Num encontro realizado na semana passada com analistas do sector, em Pittsburgh, Inglaterra, foi discutida a venda dos negócios dos congelados e do peixe da Heinz na Europa, a concretizar “nos próximos seis a doze meses”. A empresa pretende concentrar-se no “crescimento de três produtos chave em que a Heinz é líder do mercado, como os molhos e condimentos alimentares, refeições embaladas e aperitivos, e nutrição infantil”, apostando no desinvestimento nos outros sectores em que opera.

Joe Jimenez, presidente do grupo europeu da Heinz, manifestou que “esta estratégia resultará numa melhoria na performance da empresa, à semelhança do grande sucesso atingindo com um plano similar instituído em 2003 na América do Norte”.

O responsável do grupo realçou que “os negócios têm sido bem conduzidos e trarão grandes benefícios aos futuros compradores”, tendo contratado os serviços dos bancos UBS e J. P. Morgan & Co para desenvolver o processo de venda das unidades de congelados e conservas de peixe na Inglaterra, Irlanda, França, Seychelles, Gana, França e Portugal, onde estão empregados 7100 operários.
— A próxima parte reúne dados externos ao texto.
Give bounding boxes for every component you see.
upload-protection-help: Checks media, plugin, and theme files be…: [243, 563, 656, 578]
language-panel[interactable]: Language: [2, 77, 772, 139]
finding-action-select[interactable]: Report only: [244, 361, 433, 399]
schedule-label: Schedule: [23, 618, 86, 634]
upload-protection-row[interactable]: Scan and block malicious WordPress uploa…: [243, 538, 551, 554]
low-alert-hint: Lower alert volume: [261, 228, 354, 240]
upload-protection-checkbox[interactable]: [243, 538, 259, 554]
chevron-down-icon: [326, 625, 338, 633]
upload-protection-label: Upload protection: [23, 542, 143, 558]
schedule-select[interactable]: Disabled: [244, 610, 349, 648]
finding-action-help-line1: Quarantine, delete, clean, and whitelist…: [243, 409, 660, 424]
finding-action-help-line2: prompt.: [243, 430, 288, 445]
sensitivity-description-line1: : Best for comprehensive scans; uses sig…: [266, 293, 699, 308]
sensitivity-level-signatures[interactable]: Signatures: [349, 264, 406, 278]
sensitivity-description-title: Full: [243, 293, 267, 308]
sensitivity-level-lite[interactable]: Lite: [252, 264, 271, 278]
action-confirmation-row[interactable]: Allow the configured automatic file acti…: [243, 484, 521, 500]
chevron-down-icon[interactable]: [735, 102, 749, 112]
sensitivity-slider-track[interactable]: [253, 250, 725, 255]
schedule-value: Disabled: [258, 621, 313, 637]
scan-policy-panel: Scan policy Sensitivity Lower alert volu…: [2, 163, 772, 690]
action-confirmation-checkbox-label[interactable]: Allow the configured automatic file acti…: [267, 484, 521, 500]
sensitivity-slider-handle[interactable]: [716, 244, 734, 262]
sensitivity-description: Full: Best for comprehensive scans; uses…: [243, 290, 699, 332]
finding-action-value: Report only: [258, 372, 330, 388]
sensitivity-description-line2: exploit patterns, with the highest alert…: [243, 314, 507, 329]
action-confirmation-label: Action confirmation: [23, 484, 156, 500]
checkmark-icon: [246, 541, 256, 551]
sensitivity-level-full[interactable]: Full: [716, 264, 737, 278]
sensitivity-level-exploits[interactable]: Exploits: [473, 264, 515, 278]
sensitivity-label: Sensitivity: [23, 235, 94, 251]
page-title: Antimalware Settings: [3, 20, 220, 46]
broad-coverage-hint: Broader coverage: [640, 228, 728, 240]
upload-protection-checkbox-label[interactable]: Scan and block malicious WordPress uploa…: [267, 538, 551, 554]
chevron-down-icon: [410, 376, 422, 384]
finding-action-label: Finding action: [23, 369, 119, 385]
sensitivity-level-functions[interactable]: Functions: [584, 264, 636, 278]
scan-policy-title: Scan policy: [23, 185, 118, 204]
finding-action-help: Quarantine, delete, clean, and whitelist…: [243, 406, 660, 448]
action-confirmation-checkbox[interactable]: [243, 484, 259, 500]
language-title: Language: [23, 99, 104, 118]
No ano passado, o volume de negócios destas indústrias movimentou 1,1 mil milhões de dólares.

Implicada no processo de reorganização estratégica, está, pois, a indústria conserveira de Peniche, pertencente à IDAL (Indústria de Alimentação, Lda), detentora da marca de conservas Marie Elisabeth. A empresa já fez circular, entre os trabalhadores, um comunicado para dar a conhecer as intenções do grupo.

Alguns operários da fábrica de Peniche revelaram estar na “expectativa”, não escondendo o receio de poderem vir a ser despedidos, apesar de “nada ter sido dito acerca desse respeito”.

A operação de venda da fábrica está também a preocupar a comunidade piscatória, uma vez que se trata de “uma indústria com importância relevante no concelho, pelo número de empregos directos e indirectos que gera”, manifestou Henrique Bertino, do sindicato dos pescadores.



Francisco Gomes

Indústria centenária

Em Peniche existem três conserveiras, sendo a da IDAL a que tem maior dimensão, representando a marca centenária “Marie Elisabeth”.

Em 1880, Judice Fialho instalou a sua primeira fábrica de conservas em Portugal. No virar do século, iniciou a exportação de sardinhas com a marca "Marie Elisabeht" para Inglaterra.

Em 1988 foi adquirida pela H.J. Heinz. A produção de sardinha foi complementada com a de atum em 1990. Deu-se a fusão com a IDAL em 1993. Em 1994 iniciou-se a produção de filetes de sardinha e desenvolveram-se novos mercados de exportação de atum e sardinha.

Neste momento, a "IDAL Fish Division" é a maior exportadora de conservas de peixe em Portugal, centrada nos seguintes produtos: Sardinhas inteiras, filetes, sem pele e sem espinha e em diversos molhos, atum skipjack, yellow fin e albacore em diversos molhos e salmão ao natural.